When he was writing for The New Yorker in the 1940s, for example, the oyster bedders and lobster baymen were already part of a dying profession in the constantly-changing city. Many a reporter would’ve skipped over them in favor of profiling a newer profession, finding a better story. Or they might’ve turned the story into one on the perils of those dying professions on the water. Mitchell took another tack. He simply sat with them long enough to immerse himself in their world: how they spoke, what they wore, the smells they smelled, and the topics that emerged as important to them. He cared less for The Story than their story or, rather, saw that the one was the other.

Though I graduated from college aching to come write in New York, I found myself first in Boston, and then Oxford, England, and then a rough-and-tumble port town on the Caribbean coast of Costa Rica. Each successive move took me further from my strengths and supports, and taught me how to tell a story by first being quiet. In Limón, Costa Rica, stripped of my language, culture, and every comfort, I finally learned to listen. I learned that while someone may be slow to answer my questions, I need not follow with more rapid-fire questions but instead to wait and, in that waiting, to observe.

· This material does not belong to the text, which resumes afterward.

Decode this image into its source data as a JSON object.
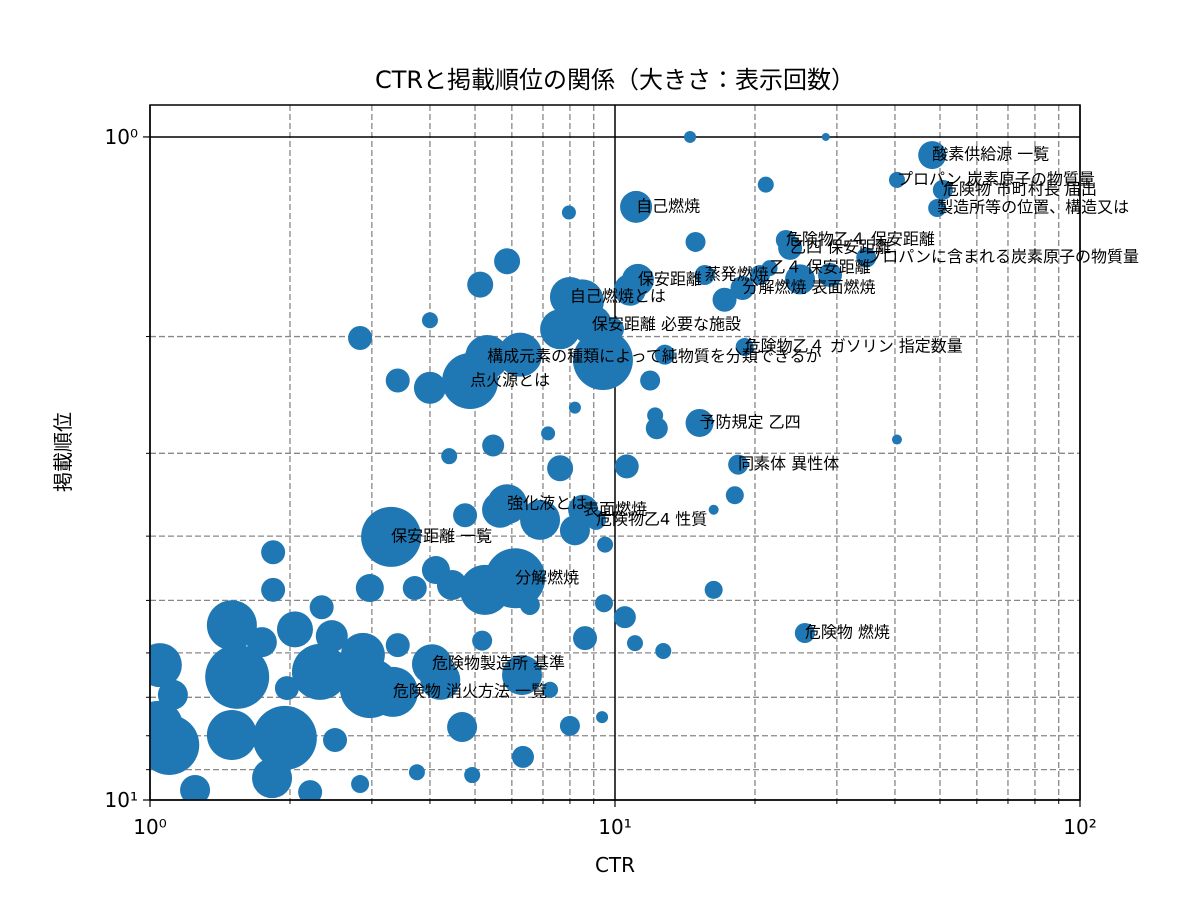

When I finally arrived in New York, a decade ago this June, I’d had six years away from my southern roots, living amidst various languages, accents, occupations, and preoccupations. I knew I could never know more about New York than a native New Yorker. I knew I could never move (or speak or write) faster than a native New Yorker. But I knew that I had the patience to listen. And listen. And listen. I knew how to not be in a hurry to find The Story. And in so listening, waiting, and observing, I knew that their story, if not The Story, would reveal itself to me.

Why tell you all this now? Two reasons: WNYC and E.B. White. When Leonard Lopate interviewed us on his NPR show on WNYC a few weeks ago, many called in and many more have since written us to say that we’d captured what they’ve experienced in New York. We couldn’t be more gratified, and humbled, by those words. So I’ve wondered how the three of us – Russell, Corey, and me, outsiders each and every one of us – could possibly have rendered New York City in a way that resonated with native New Yorkers (though of course that was one goal). This led me to think of Joseph Mitchell, another outsider permitted to sit awhile and write things down. And it led me to recall these lines from the iconic Here is New York, from another of my favorite New Yorker writers, E.B. White:

There are roughly three New Yorks. There is, first, the New York of the man or woman who was born there, who takes the city for granted and accepts its size, its turbulence as natural and inevitable. Second, there is the New York of the commuter – the city that is devoured by locusts each day and spat out each night. Third, there is the New York of the person who was born somewhere else and came to New York in quest of something … Commuters give the city its tidal restlessness, natives give it solidity and continuity, but the settlers give it passion.

Indeed, Russell, Corey, and I came to New York in quest of something. We’re settlers here. But we have poured all our passion into this book, and this city, and we’re grateful that you’ve found something in its pages that resonates with what you – native, commuter, settler, or even just occasional visitor – know to be true of your New York.